The resort is known for having the same feel now as it did when it opened (when Sir Winston Churchill used to come here to paint). Colonial-style cottages offset the tropical beachside setting that has a bit of a retro Jamaican feel—and there's croquet on the lawn. Blessedly, there are no TVs to be found. The rooms are as on the beach as it gets (open the door and step in sand) and they are happy to bring you breakfast on your veranda if you don’t feel like making it over to the palm-covered dining room.

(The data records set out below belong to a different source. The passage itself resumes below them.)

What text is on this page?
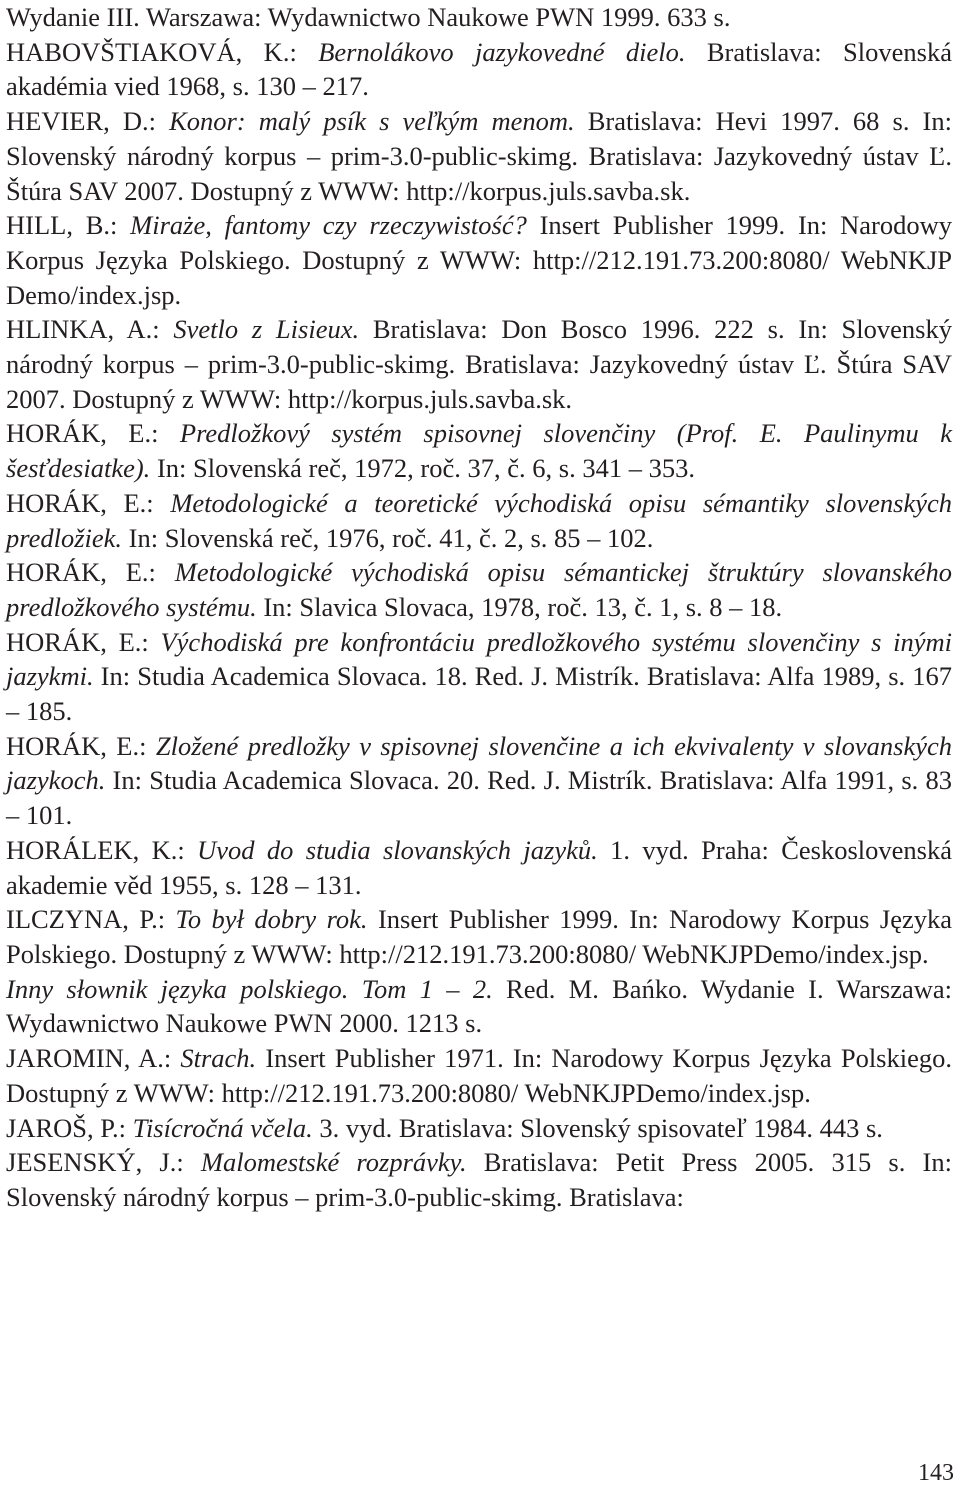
Wydanie III. Warszawa: Wydawnictwo Naukowe PWN 1999. 633 s.

HABOVŠTIAKOVÁ, K.: Bernolákovo jazykovedné dielo. Bratislava: Slovenská akadémia vied 1968, s. 130 – 217.

HEVIER, D.: Konor: malý psík s veľkým menom. Bratislava: Hevi 1997. 68 s. In: Slovenský národný korpus – prim-3.0-public-skimg. Bratislava: Jazykovedný ústav Ľ. Štúra SAV 2007. Dostupný z WWW: http://korpus.juls.savba.sk.

HILL, B.: Miraże, fantomy czy rzeczywistość? Insert Publisher 1999. In: Narodowy Korpus Języka Polskiego. Dostupný z WWW: http://212.191.73.200:8080/ WebNKJP Demo/index.jsp.

HLINKA, A.: Svetlo z Lisieux. Bratislava: Don Bosco 1996. 222 s. In: Slovenský národný korpus – prim-3.0-public-skimg. Bratislava: Jazykovedný ústav Ľ. Štúra SAV 2007. Dostupný z WWW: http://korpus.juls.savba.sk.

HORÁK, E.: Predložkový systém spisovnej slovenčiny (Prof. E. Paulinymu k šesťdesiatke). In: Slovenská reč, 1972, roč. 37, č. 6, s. 341 – 353.

HORÁK, E.: Metodologické a teoretické východiská opisu sémantiky slovenských predložiek. In: Slovenská reč, 1976, roč. 41, č. 2, s. 85 – 102.

HORÁK, E.: Metodologické východiská opisu sémantickej štruktúry slovanského predložkového systému. In: Slavica Slovaca, 1978, roč. 13, č. 1, s. 8 – 18.

HORÁK, E.: Východiská pre konfrontáciu predložkového systému slovenčiny s inými jazykmi. In: Studia Academica Slovaca. 18. Red. J. Mistrík. Bratislava: Alfa 1989, s. 167 – 185.

HORÁK, E.: Zložené predložky v spisovnej slovenčine a ich ekvivalenty v slovanských jazykoch. In: Studia Academica Slovaca. 20. Red. J. Mistrík. Bratislava: Alfa 1991, s. 83 – 101.

HORÁLEK, K.: Uvod do studia slovanských jazyků. 1. vyd. Praha: Československá akademie věd 1955, s. 128 – 131.

ILCZYNA, P.: To był dobry rok. Insert Publisher 1999. In: Narodowy Korpus Języka Polskiego. Dostupný z WWW: http://212.191.73.200:8080/ WebNKJPDemo/index.jsp.

Inny słownik języka polskiego. Tom 1 – 2. Red. M. Bańko. Wydanie I. Warszawa: Wydawnictwo Naukowe PWN 2000. 1213 s.

JAROMIN, A.: Strach. Insert Publisher 1971. In: Narodowy Korpus Języka Polskiego. Dostupný z WWW: http://212.191.73.200:8080/ WebNKJPDemo/index.jsp.

JAROŠ, P.: Tisícročná včela. 3. vyd. Bratislava: Slovenský spisovateľ 1984. 443 s.

JESENSKÝ, J.: Malomestské rozprávky. Bratislava: Petit Press 2005. 315 s. In: Slovenský národný korpus – prim-3.0-public-skimg. Bratislava:

143
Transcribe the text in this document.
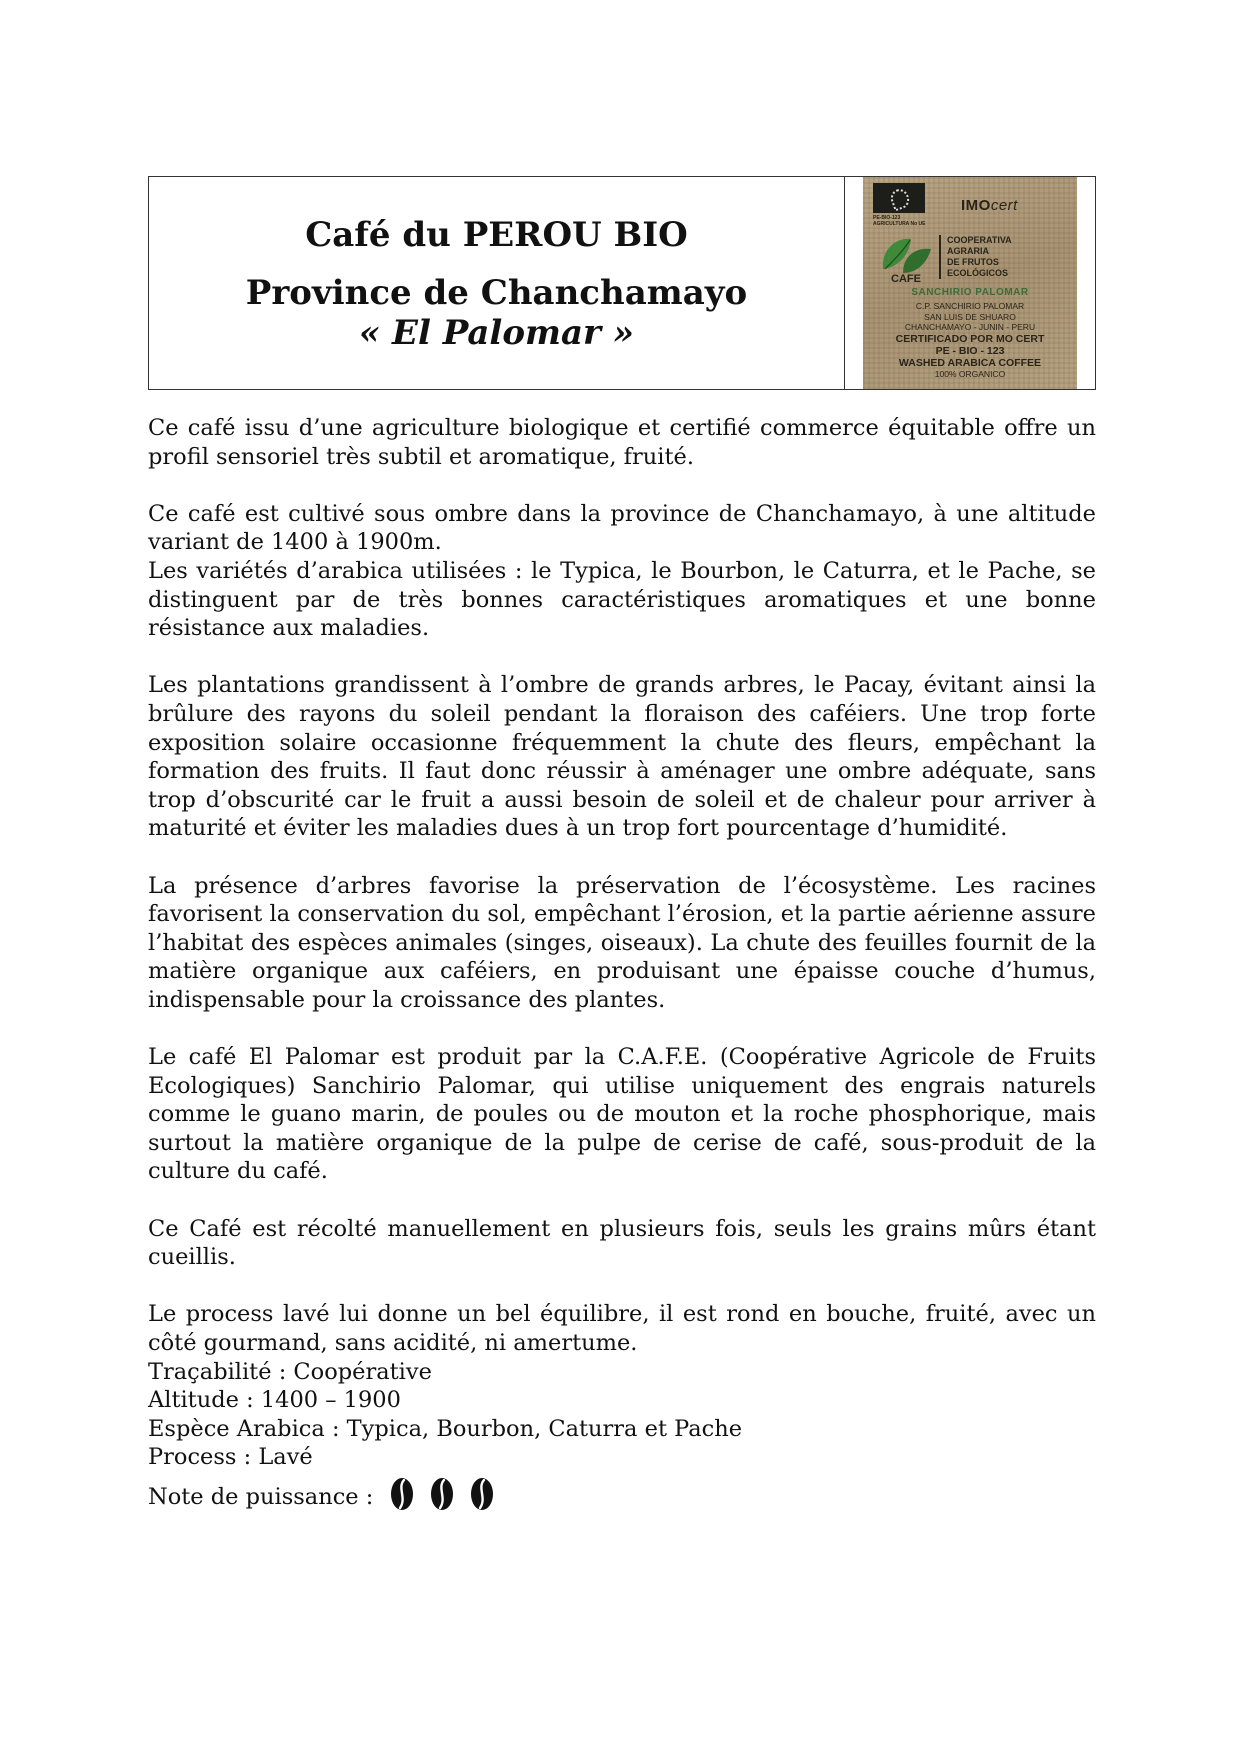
Café du PEROU BIO
Province de Chanchamayo
« El Palomar »
PE-BIO-123 AGRICULTURA No UE
IMOcert
COOPERATIVA
AGRARIA
DE FRUTOS
ECOLÓGICOS
CAFE
SANCHIRIO PALOMAR
C.P. SANCHIRIO PALOMAR
SAN LUIS DE SHUARO
CHANCHAMAYO - JUNIN - PERU
CERTIFICADO POR MO CERT
PE - BIO - 123
WASHED ARABICA COFFEE
100% ORGANICO

Ce café issu d’une agriculture biologique et certifié commerce équitable offre un profil sensoriel très subtil et aromatique, fruité.

Ce café est cultivé sous ombre dans la province de Chanchamayo, à une altitude variant de 1400 à 1900m.

Les variétés d’arabica utilisées : le Typica, le Bourbon, le Caturra, et le Pache, se distinguent par de très bonnes caractéristiques aromatiques et une bonne résistance aux maladies.

Les plantations grandissent à l’ombre de grands arbres, le Pacay, évitant ainsi la brûlure des rayons du soleil pendant la floraison des caféiers. Une trop forte exposition solaire occasionne fréquemment la chute des fleurs, empêchant la formation des fruits. Il faut donc réussir à aménager une ombre adéquate, sans trop d’obscurité car le fruit a aussi besoin de soleil et de chaleur pour arriver à maturité et éviter les maladies dues à un trop fort pourcentage d’humidité.

La présence d’arbres favorise la préservation de l’écosystème. Les racines favorisent la conservation du sol, empêchant l’érosion, et la partie aérienne assure l’habitat des espèces animales (singes, oiseaux). La chute des feuilles fournit de la matière organique aux caféiers, en produisant une épaisse couche d’humus, indispensable pour la croissance des plantes.

Le café El Palomar est produit par la C.A.F.E. (Coopérative Agricole de Fruits Ecologiques) Sanchirio Palomar, qui utilise uniquement des engrais naturels comme le guano marin, de poules ou de mouton et la roche phosphorique, mais surtout la matière organique de la pulpe de cerise de café, sous-produit de la culture du café.

Ce Café est récolté manuellement en plusieurs fois, seuls les grains mûrs étant cueillis.

Le process lavé lui donne un bel équilibre, il est rond en bouche, fruité, avec un côté gourmand, sans acidité, ni amertume.

Traçabilité : Coopérative

Altitude : 1400 – 1900

Espèce Arabica : Typica, Bourbon, Caturra et Pache

Process : Lavé

Note de puissance :
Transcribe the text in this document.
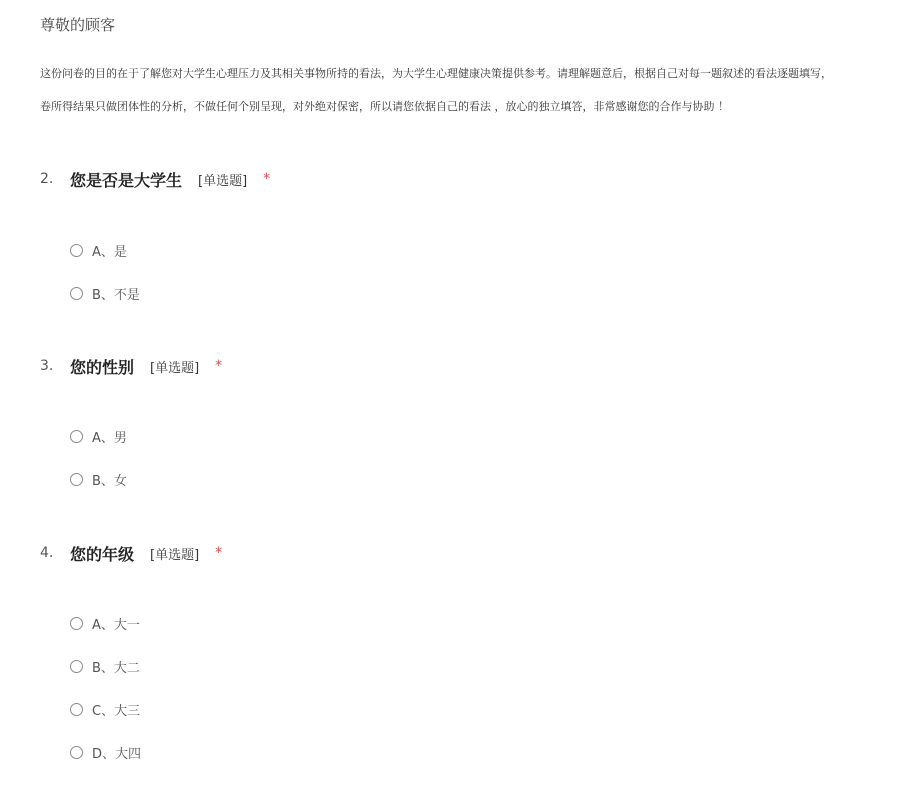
尊敬的顾客

这份问卷的目的在于了解您对大学生心理压力及其相关事物所持的看法，为大学生心理健康决策提供参考。请理解题意后，根据自己对每一题叙述的看法逐题填写，

卷所得结果只做团体性的分析，不做任何个别呈现，对外绝对保密，所以请您依据自己的看法 ，放心的独立填答，非常感谢您的合作与协助 ！

2.	您是否是大学生 [单选题] *
A、是
B、不是
3.	您的性别 [单选题] *
A、男
B、女
4.	您的年级 [单选题] *
A、大一
B、大二
C、大三
D、大四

Fair Prospect to Folly Rd., Anchovy Gardens, Port Antonio
You can be as private or social as you like at this resort, which feels like a village of waterfront villas. Most people spend the day lounging by the infinity pool overlooking the sea, but you can relax by the private pool in your villa for a more secluded experience. The rooms are newly refurbished, simple, and modern, keeping the gorgeous setting the focus, with features like outdoor soaking tubs and sun decks. The town of Port Antonio, where the resort is located, was a hotspot in the 60’s and part of the experience is checking out the restaurants, bars, and live music in town. Fun feature: If you get tired of the beach, there’s a screening room that you can reserve.
Barnes Bay, West End
If you're looking to escape your social scene on the Upper East Side, don’t come to this chicest-beach-house-you-have-ever-seen, designed by Kelly Wearstler, where the look is more heels than flip flops. The restaurants and bars are a step above your typical Caribbean resort experience—fresh made pasta at the signature restaurant Cobà, frozen cocktails and hummus wraps at the Half Shell, and cocktails and sushi for a very buzzy happy hour at the Sunset Lounge. The two-story spa and cute boutique that features local jewelry designers makes it a fun place to come with girlfriends.